I Can’t Believe It’s Not Gnocchi

Today was Mariquita Farms Mystery Box day, and today’s selection included a bag of Yukon Gold potatoes and basil and little bitty cucumbers and Pimiento de Padron peppers, among other things.  A friend was coming over for dinner, so I decided to put a little something together.  But what?

I wanted to use that basil ASAP.  I don’t buy basil, since it usually comes in huge quantities that languish in my crisper long after I use what I need, and this bunch was too good to go to waste.  And the potatoes — am I really in the mood for potatoes?  Somehow my brains came up with the terrific idea of a cold potato salad with basil pesto called I Can’t Believe It’s Not Gnocchi.  Because, like, you know, gnocchi are made with potatoes?  And this is just like gnocchi, only way simpler and, um, not like gnocchi at all?  Well, it’s still really good.  I bet Fabio would endorse it.


ICBING was served as part of a composed salad plate which included sliced cucumbers, plain yogurt, pickled onions (who knew they were so easy to make?!?  I do, now, and am excited since they are one of my favorite pickled things), sliced silken tofu with sesame seeds, and a handful of those Pimiento peppers pan-roasted and dipped in salt.  This was all very light and satisfying, and could only have been improved by the addition of crackers, I think.  Along with this plate we enjoyed sparkling water, cold sake, and the spangled sounds of Omar Souleyman.  Thursday nights should always be so DELICIOUS.

1 large bunch basil (Genovese or Sweet)
2 lbs. potatoes
2 Tbsp. olive oil
4 cloves garlic, in their husks
2 tsp. salt
3/4 cup fresh grated Parmesan cheese
Pine nuts, toasted, if you want ’em
More olive oil

Remove basil leaves from stalks and rinse the former in a colander. Peel the potatoes and cube.
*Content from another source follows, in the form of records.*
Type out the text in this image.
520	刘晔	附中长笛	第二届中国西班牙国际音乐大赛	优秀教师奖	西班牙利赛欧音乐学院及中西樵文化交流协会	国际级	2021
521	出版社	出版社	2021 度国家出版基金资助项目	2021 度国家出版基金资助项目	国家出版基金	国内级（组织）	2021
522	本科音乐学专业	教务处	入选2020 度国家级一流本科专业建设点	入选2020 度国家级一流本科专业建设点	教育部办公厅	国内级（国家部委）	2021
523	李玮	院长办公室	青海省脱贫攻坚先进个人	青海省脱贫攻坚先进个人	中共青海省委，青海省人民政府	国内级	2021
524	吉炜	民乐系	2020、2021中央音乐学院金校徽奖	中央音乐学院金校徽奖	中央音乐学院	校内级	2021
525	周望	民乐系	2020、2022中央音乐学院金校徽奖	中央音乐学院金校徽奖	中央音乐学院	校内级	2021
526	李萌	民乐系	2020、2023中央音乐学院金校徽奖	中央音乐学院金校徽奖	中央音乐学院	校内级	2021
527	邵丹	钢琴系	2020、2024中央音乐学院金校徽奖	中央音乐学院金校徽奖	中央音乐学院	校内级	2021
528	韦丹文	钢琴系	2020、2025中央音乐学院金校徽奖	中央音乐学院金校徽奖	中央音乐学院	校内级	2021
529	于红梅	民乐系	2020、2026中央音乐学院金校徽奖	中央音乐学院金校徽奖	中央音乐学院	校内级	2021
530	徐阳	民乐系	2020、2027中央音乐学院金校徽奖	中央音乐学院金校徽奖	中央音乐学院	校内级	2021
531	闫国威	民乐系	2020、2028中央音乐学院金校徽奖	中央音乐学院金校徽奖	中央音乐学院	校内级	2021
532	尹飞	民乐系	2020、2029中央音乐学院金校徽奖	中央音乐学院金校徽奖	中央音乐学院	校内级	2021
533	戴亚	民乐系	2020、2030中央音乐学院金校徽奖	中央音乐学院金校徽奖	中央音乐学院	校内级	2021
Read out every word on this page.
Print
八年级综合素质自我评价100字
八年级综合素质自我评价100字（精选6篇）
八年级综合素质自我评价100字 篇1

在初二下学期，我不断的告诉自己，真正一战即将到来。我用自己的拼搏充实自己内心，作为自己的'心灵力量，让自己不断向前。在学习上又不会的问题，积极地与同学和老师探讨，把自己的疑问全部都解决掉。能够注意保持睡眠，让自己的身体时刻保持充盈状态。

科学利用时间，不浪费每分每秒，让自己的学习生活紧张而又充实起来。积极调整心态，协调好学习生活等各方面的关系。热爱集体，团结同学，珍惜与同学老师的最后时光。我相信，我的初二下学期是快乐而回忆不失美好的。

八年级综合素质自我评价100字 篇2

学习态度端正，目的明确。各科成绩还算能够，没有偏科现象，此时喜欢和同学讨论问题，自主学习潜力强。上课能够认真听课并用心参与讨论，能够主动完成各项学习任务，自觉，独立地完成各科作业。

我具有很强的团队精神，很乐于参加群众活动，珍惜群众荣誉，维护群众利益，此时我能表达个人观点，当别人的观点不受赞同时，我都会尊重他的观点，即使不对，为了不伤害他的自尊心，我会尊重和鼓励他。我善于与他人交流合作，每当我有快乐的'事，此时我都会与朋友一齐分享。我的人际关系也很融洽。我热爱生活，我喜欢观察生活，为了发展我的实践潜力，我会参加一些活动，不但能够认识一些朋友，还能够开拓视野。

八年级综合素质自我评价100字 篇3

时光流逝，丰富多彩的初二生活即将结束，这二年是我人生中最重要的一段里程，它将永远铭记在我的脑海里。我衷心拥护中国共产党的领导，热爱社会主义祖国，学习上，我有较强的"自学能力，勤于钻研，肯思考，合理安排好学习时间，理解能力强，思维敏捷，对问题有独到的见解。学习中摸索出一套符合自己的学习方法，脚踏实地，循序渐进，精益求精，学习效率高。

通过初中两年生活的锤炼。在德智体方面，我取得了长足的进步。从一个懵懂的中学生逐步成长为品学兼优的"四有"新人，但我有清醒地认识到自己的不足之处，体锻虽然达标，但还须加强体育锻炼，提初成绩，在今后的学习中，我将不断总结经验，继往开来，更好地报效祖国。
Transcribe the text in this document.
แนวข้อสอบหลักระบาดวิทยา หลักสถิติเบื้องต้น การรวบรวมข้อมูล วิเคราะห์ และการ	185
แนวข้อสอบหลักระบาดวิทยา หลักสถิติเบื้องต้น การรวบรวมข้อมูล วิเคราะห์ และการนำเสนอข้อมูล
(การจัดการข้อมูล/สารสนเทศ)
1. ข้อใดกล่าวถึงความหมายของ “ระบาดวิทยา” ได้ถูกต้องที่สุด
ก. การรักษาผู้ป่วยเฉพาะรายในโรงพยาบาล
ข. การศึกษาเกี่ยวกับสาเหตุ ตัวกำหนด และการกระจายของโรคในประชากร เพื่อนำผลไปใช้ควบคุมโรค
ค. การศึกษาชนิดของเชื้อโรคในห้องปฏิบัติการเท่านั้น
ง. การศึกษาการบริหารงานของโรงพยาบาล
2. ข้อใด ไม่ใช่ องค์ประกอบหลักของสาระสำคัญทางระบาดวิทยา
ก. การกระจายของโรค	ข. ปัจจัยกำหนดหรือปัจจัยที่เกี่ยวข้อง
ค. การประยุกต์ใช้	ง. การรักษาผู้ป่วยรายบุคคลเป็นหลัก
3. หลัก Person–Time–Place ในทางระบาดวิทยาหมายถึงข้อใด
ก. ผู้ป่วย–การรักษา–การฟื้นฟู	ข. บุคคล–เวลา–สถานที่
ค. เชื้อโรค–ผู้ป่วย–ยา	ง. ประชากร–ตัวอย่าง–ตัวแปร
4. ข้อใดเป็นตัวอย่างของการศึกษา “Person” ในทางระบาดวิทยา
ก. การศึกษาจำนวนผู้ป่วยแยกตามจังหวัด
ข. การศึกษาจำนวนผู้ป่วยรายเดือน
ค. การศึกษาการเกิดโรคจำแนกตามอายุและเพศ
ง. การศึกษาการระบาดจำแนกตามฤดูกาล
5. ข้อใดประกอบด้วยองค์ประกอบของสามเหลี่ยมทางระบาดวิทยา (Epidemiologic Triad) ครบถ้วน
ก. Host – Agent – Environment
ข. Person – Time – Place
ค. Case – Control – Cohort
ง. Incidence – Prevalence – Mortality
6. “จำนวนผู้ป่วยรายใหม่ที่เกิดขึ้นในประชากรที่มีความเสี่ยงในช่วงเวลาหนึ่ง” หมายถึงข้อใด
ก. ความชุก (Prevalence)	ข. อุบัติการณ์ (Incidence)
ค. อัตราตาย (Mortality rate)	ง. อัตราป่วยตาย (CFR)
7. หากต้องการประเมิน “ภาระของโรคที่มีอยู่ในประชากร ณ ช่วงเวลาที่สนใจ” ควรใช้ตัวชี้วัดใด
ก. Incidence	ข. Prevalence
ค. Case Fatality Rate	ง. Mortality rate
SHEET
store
Heat 2 tablespoons olive oil in a sturdy frying pan. Add potatoes and salt and cloves of garlic and stir until coated with oil. Fry until there is some browning, scraping the bottom of the pan with a pancake turner so the starchy deposits don’t burn. Turn heat down to low and cover, stirring and cooking until tender but not falling apart. When this has been accomplished, immediately turn off the heat and deposit the potatoes in a bowl to cool.

Cull the garlic from the potatoes and remove the husks. Put the basil leaves and garlic and optional nuts into a food processor dosed with some good olive oil and chop ’til the leaves are as fine as possible. Take the mixture out, add the cheese, and chop chop chop until the mix is fine and/or you are tired of chopping. Let it be supple and firm, not runny with oil. Toss the pesto with the potatoes and refrigerate until cool.